Search common characters in strings and return pointer to the common character (without using strpbrk)

Question

Following code finds the common character in two strings and returns a pointer to the common string if any. I'm trying to emulate the function strpbrk without using any builtin functions or subscripts.

#include <stdio.h>
#include <stdlib.h>



char *find_char( char const *source, char const *chars ){

    char* str1;
    char* str2;

    if (source == NULL || chars == NULL)
        return NULL;

     else {

        for( *str1=&source != '\0'; ++str1;){
            for( *str2=&chars != '\0'; ++str2;){

                if (*str1 == *str2)

                    return str1;

                else return NULL;}

    }

}
}

char* main(){  
    char const *source = "ab";
    char const *chars = "bc";
    find_char(source, chars);
}

But I'm getting the following error

Running "/home/ubuntu/workspace/hello-c-world.c"
bash: line 12: 29755 Segmentation fault "$file.o" $args
Process exited with code: 139

I am a beginner at C and learning how to manipulate pointers, please let me know what am I doing wrong and how I can strengthen my C programming skills, right now I'm mostly using Kenneth Reek's book "Pointers on C"

Thanks

Answer 1

Various ìf logic and runaway pointer problems.

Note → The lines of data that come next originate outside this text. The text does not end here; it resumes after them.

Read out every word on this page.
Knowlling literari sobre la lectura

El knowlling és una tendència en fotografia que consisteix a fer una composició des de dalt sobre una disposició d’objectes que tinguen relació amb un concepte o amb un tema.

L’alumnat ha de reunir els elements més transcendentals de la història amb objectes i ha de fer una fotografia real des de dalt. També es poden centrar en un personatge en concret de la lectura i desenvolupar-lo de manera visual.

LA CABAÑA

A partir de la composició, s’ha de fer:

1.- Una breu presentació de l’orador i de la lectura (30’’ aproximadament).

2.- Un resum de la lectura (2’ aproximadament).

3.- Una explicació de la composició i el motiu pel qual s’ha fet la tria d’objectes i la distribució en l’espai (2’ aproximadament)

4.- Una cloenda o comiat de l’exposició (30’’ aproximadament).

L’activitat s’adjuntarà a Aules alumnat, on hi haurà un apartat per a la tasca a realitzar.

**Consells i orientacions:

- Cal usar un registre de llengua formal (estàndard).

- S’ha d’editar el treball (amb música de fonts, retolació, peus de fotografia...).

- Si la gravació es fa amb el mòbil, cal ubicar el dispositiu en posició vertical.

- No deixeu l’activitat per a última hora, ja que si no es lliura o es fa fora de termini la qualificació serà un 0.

Fixed code below:

char *find_char( char const *source, char const *chars ){

    char* str1;
    char* str2;

    if (source != NULL && chars != NULL) {
       for( str1=source; *str1; str1++){
           for( str2=chars; *str2; str2++){
               if (*str1 == *str2) return str1;
           }
       }
    }
    return NULL;
}

char* main(){  
    char const *source = "ab";
    char const *chars = "bc";
    char *x;
    x = find_char(source, chars);
    if (x != NULL) printf("%c", *x);
}